---
license: apache-2.0
datasets:
- HuggingFaceTB/finemath
language:
- en
base_model:
- meta-llama/Llama-3.2-3B
---

# Model Card

## Model summary

This is a continual-pre-training of [Llama-3.2-3B](https://huggingface.co/meta-llama/Llama-3.2-3B) on a mix of  📐 [FineMath](https://huggingface.co/datasets/HuggingFaceTB/finemath) (our new high quality math dataset) and [FineWeb-Edu](https://huggingface.co/datasets/HuggingFaceFW/fineweb-edu).

The model demonstrates superior math performance compared to Llama 3.2 3B, while maintaining similar performance on knowledge, reasoning, and common sense benchmarks:

![image/png](https://cdn-uploads.huggingface.co/production/uploads/61c141342aac764ce1654e43/HZ6KOc8IVXXOABrdv0dyK.png)

It was trained on **160B tokens** using a mix of 40% FineWeb-Edu and 60% from FineMath (30% FineMath-4+ subset and 30% InfiWebMath-4+ subset). We use [nanotron](https://github.com/huggingface/smollm/tree/main/pre-training/continual-pretraining) for the training, and you can find the training scripts in our [SmolLM2 GitHub repo](https://github.com/huggingface/smollm).

## Use

### Intended use

This model was trained on English math data and is not instruction-tuned, making it intended for text completion in English.

### Generation

```python
# pip install -q transformers
from transformers import AutoModelForCausalLM, AutoTokenizer

model = "HuggingFaceTB/FineMath-Llama-3B"
device = "cuda" # for GPU usage or "cpu" for CPU usage

tokenizer = AutoTokenizer.from_pretrained(model)
model = AutoModelForCausalLM.from_pretrained(model).to(device)

inputs = tokenizer.encode("Machine Learning is", return_tensors="pt").to(device)
outputs = model.generate(inputs)
print(tokenizer.decode(outputs[0]))
```

## Intermediate checkpoints 

We are releasing intermediate checkpoints for this model at intervals of every 10000 training steps (10B tokens) in separate branches. The naming convention is `10B`.

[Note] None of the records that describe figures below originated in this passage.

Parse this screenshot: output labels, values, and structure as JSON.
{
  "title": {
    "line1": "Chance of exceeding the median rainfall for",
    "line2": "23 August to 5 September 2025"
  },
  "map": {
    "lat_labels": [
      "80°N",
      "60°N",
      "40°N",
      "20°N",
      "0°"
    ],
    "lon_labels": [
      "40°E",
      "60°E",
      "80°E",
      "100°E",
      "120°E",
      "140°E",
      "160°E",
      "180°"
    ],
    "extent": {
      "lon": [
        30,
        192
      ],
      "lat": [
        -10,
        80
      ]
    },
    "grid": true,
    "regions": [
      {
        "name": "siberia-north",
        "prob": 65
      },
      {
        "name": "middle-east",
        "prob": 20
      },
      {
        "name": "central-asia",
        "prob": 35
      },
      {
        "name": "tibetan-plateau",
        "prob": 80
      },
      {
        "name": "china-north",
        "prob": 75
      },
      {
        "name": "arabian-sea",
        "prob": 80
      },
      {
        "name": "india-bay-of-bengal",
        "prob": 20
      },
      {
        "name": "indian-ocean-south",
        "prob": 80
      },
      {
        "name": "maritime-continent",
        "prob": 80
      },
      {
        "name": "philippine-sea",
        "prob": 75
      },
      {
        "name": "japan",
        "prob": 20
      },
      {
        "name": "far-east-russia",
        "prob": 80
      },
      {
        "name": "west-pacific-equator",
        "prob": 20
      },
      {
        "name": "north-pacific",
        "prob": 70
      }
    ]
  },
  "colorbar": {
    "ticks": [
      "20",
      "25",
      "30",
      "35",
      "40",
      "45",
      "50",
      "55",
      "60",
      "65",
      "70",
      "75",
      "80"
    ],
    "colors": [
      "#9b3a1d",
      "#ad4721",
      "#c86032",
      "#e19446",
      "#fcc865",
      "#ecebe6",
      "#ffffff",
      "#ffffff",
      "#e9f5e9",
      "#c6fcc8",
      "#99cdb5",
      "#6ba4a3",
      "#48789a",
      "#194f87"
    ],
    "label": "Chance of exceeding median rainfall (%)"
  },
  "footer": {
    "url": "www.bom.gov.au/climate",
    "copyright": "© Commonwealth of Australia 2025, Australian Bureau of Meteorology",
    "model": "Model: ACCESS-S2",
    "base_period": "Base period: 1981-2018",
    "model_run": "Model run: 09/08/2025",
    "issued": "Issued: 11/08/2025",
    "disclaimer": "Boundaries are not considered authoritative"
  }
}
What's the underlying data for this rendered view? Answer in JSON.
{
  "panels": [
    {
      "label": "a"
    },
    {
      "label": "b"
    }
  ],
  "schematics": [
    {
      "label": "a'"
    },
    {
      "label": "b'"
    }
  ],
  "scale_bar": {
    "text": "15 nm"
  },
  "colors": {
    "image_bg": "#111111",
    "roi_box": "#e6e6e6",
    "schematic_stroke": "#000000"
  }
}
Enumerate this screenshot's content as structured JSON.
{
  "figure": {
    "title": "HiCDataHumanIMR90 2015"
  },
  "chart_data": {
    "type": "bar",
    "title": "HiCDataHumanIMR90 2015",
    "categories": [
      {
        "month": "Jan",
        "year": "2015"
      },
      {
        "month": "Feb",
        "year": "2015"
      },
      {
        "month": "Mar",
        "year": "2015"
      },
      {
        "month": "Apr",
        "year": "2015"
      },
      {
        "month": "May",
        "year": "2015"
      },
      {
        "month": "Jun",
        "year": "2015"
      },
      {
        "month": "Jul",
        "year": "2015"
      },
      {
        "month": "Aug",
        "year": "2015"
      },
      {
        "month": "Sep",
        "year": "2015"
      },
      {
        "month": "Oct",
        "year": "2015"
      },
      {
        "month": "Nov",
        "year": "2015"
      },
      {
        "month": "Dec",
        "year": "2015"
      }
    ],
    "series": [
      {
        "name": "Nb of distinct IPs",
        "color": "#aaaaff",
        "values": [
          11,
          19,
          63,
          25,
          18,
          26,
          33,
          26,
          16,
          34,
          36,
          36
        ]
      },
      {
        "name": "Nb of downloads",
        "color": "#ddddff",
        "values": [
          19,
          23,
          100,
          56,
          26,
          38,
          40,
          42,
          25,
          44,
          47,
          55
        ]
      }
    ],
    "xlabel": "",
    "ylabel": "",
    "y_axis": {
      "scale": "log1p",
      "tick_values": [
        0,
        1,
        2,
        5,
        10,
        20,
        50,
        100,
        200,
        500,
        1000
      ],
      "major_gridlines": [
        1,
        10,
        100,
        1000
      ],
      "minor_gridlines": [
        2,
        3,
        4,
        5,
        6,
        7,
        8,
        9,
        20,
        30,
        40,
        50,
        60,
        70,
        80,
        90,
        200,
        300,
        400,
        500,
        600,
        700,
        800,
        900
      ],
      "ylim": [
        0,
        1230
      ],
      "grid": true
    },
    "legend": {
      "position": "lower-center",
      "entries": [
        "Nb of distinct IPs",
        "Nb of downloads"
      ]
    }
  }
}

You can load a specific model revision with `transformers` using the argument `revision`:
```python
model = AutoModelForCausalLM.from_pretrained("HuggingFaceTB/FineMath-Llama-3B", revision="10B")
```
You can access all the revisions for the models via the following code:
```python
from huggingface_hub import list_repo_refs
out = list_repo_refs("HuggingFaceTB/FineMath-Llama-3B")
print([b.name for b in out.branches])
```

## Training
### Model
- **Architecture**: Llama3  
- **Pretraining steps**: 160k
- **Pretraining tokens**: 160B
- **Precision**: bfloat16

### Hardware
- **GPUs**: 64 H100

### Software
- [nanotron](https://github.com/huggingface/nanotron/) for training
- [datatrove](https://github.com/huggingface/datatrove) for tokenization
- [lighteval](https://github.com/huggingface/lighteval) for evaluation
  
## Evaluation
We used the SmolLM2 setup to evaluate all our ablation models with `lighteval`. You can find the details here: https://github.com/huggingface/smollm/tree/main/evaluation#smollm2-base-models

## Limitations
This model was predominantly trained on English math data, potentially limiting its performance in other languages. Furthermore, the model's behavior is influenced by the quality and diversity of its training data, which may include biases and harmful content.